'The physical violence we experienced was horrific and devastating': Officers recount harrowing events of Capitol insurrection
CNN
The House select committee investigating the January 6 attack on the Capitol kicked off its first high-profile hearing Tuesday with harrowing testimony from officers who experienced firsthand the violent events of that day at the hands of a pro-Trump mob.
The vivid testimony puts witness accounts on the record and a national spotlight on the insurrection, once again forcing a reckoning over the tragic events of January 6 for lawmakers on Capitol Hill as well as the American public. Regardless of the testimony's raw power, entrenched partisan battle lines in the months following the attack and during the shaping of the select committee have ensured that few minds are likely to be changed.

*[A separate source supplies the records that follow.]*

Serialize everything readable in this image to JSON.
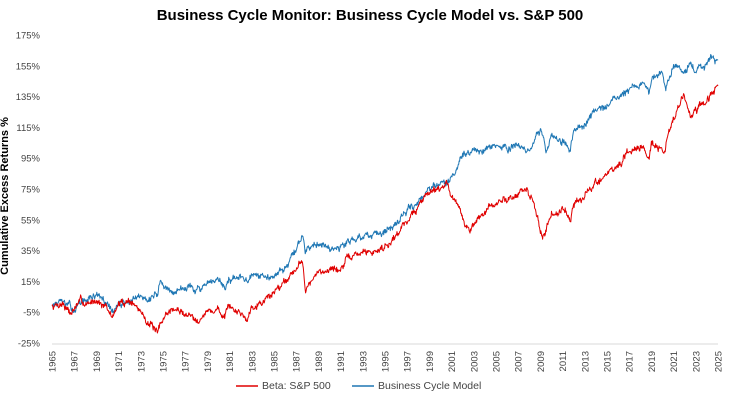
{
  "chart_data": {
    "type": "line",
    "title": "Business Cycle Monitor: Business Cycle Model vs. S&P 500",
    "xlabel": "",
    "ylabel": "Cumulative Excess Returns %",
    "xlim": [
      1965,
      2025
    ],
    "ylim": [
      -25,
      175
    ],
    "y_ticks": [
      -25,
      -5,
      15,
      35,
      55,
      75,
      95,
      115,
      135,
      155,
      175
    ],
    "y_tick_labels": [
      "-25%",
      "-5%",
      "15%",
      "35%",
      "55%",
      "75%",
      "95%",
      "115%",
      "135%",
      "155%",
      "175%"
    ],
    "x_ticks": [
      1965,
      1967,
      1969,
      1971,
      1973,
      1975,
      1977,
      1979,
      1981,
      1983,
      1985,
      1987,
      1989,
      1991,
      1993,
      1995,
      1997,
      1999,
      2001,
      2003,
      2005,
      2007,
      2009,
      2011,
      2013,
      2015,
      2017,
      2019,
      2021,
      2023,
      2025
    ],
    "x_tick_labels": [
      "1965",
      "1967",
      "1969",
      "1971",
      "1973",
      "1975",
      "1977",
      "1979",
      "1981",
      "1983",
      "1985",
      "1987",
      "1989",
      "1991",
      "1993",
      "1995",
      "1997",
      "1999",
      "2001",
      "2003",
      "2005",
      "2007",
      "2009",
      "2011",
      "2013",
      "2015",
      "2017",
      "2019",
      "2021",
      "2023",
      "2025"
    ],
    "grid": false,
    "legend_position": "bottom",
    "series": [
      {
        "name": "Beta: S&P 500",
        "color": "#e00000",
        "x": [
          1965,
          1966,
          1966.7,
          1967.5,
          1968.3,
          1969,
          1969.8,
          1970.4,
          1971,
          1972,
          1973,
          1974,
          1974.5,
          1974.75,
          1975.2,
          1976,
          1977,
          1978.2,
          1979,
          1980,
          1980.4,
          1981,
          1982,
          1982.6,
          1983,
          1984,
          1985,
          1986,
          1987,
          1987.6,
          1987.85,
          1988.5,
          1989,
          1990,
          1990.8,
          1991.5,
          1992,
          1993,
          1994,
          1995,
          1996,
          1997,
          1998,
          1999,
          2000,
          2000.5,
          2001,
          2001.7,
          2002,
          2002.7,
          2003.3,
          2004,
          2005,
          2006,
          2007,
          2007.8,
          2008.4,
          2008.8,
          2009.2,
          2010,
          2010.5,
          2011,
          2011.7,
          2012,
          2013,
          2014,
          2015,
          2016,
          2017,
          2018,
          2018.8,
          2019,
          2019.5,
          2020.2,
          2020.5,
          2021,
          2021.9,
          2022.5,
          2023,
          2024,
          2025
        ],
        "y": [
          -1,
          1,
          -6,
          2,
          0,
          4,
          -2,
          -8,
          0,
          3,
          -5,
          -14,
          -20,
          -14,
          -6,
          -3,
          -6,
          -9,
          -5,
          -3,
          -8,
          -3,
          -5,
          -10,
          0,
          2,
          8,
          16,
          24,
          28,
          10,
          16,
          20,
          24,
          22,
          28,
          31,
          34,
          34,
          38,
          45,
          55,
          63,
          75,
          76,
          79,
          72,
          60,
          55,
          48,
          55,
          60,
          65,
          69,
          72,
          74,
          65,
          55,
          42,
          60,
          58,
          64,
          56,
          65,
          70,
          79,
          85,
          90,
          98,
          104,
          96,
          107,
          103,
          97,
          112,
          120,
          136,
          122,
          125,
          132,
          142
        ]
      },
      {
        "name": "Business Cycle Model",
        "color": "#1f77b4",
        "x": [
          1965,
          1966,
          1967,
          1968,
          1969,
          1970,
          1970.5,
          1971,
          1972,
          1973,
          1974,
          1974.5,
          1974.75,
          1975.2,
          1976,
          1977,
          1978.2,
          1979,
          1980,
          1980.6,
          1981,
          1982,
          1982.6,
          1983,
          1984,
          1985,
          1986,
          1987,
          1987.6,
          1987.85,
          1988.5,
          1989,
          1990,
          1990.8,
          1991.5,
          1992,
          1993,
          1994,
          1995,
          1996,
          1997,
          1998,
          1999,
          2000,
          2000.5,
          2001,
          2002,
          2003,
          2004,
          2005,
          2006,
          2007,
          2007.5,
          2008,
          2008.6,
          2009,
          2009.5,
          2010,
          2011,
          2011.7,
          2012,
          2013,
          2014,
          2015,
          2016,
          2017,
          2018,
          2018.8,
          2019,
          2020,
          2020.3,
          2020.6,
          2021,
          2021.9,
          2022.5,
          2023,
          2024,
          2024.5,
          2025
        ],
        "y": [
          0,
          1,
          -3,
          3,
          6,
          0,
          -5,
          0,
          2,
          4,
          5,
          8,
          15,
          10,
          8,
          12,
          10,
          12,
          15,
          11,
          17,
          17,
          14,
          18,
          17,
          20,
          24,
          35,
          45,
          33,
          40,
          42,
          38,
          36,
          40,
          42,
          45,
          44,
          45,
          52,
          60,
          68,
          76,
          80,
          78,
          82,
          95,
          100,
          100,
          102,
          101,
          105,
          100,
          98,
          110,
          115,
          100,
          110,
          106,
          102,
          112,
          118,
          126,
          130,
          134,
          139,
          142,
          138,
          146,
          150,
          140,
          150,
          155,
          150,
          158,
          152,
          157,
          161,
          159
        ]
      }
    ]
  }
}
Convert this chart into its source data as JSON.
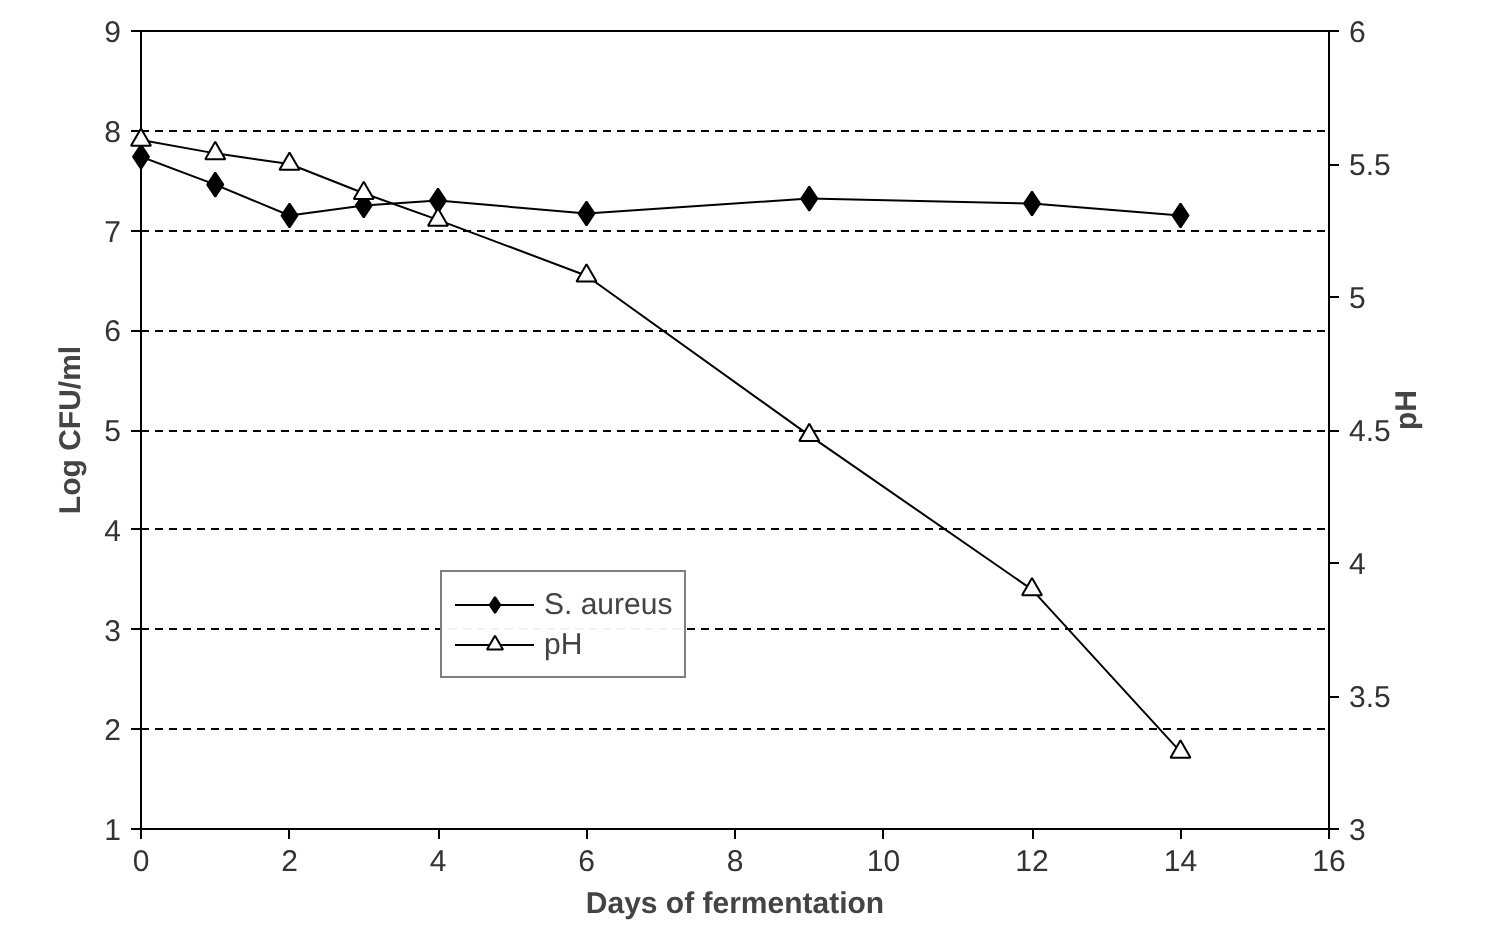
{
  "chart_data": {
    "type": "line",
    "xlabel": "Days of fermentation",
    "ylabel": "Log CFU/ml",
    "y2label": "pH",
    "x": [
      0,
      1,
      2,
      3,
      4,
      6,
      9,
      12,
      14
    ],
    "xlim": [
      0,
      16
    ],
    "xticks": [
      0,
      2,
      4,
      6,
      8,
      10,
      12,
      14,
      16
    ],
    "ylim": [
      1,
      9
    ],
    "yticks": [
      1,
      2,
      3,
      4,
      5,
      6,
      7,
      8,
      9
    ],
    "y2lim": [
      3,
      6
    ],
    "y2ticks": [
      3,
      3.5,
      4,
      4.5,
      5,
      5.5,
      6
    ],
    "grid": "y",
    "legend": "bottom left",
    "series": [
      {
        "name": "S. aureus",
        "color": "#000000",
        "marker": "diamond",
        "values": [
          7.74,
          7.46,
          7.15,
          7.25,
          7.3,
          7.17,
          7.32,
          7.27,
          7.15
        ]
      },
      {
        "name": "pH",
        "color": "#000000",
        "marker": "triangle",
        "axis": "y2",
        "values": [
          5.59,
          5.54,
          5.5,
          5.39,
          5.29,
          5.08,
          4.48,
          3.9,
          3.29
        ]
      }
    ]
  }
}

Democrats have denounced the Capitol riot as an attack on democracy, while Republicans have almost uniformly downplayed and dismissed the insurrection's implications, especially former President Donald Trump's incitement of it. The committee heard gripping and emotional accounts from four officers -- DC Metropolitan Police Officers Daniel Hodges and Michael Fanone and Capitol Police Officer Harry Dunn and Sgt. Aquilino Gonell -- and will use the testimony as a jumping-off point for embarking on a probe that could lead to seeking testimony and documents from the former President, his aides and even Republican members of Congress.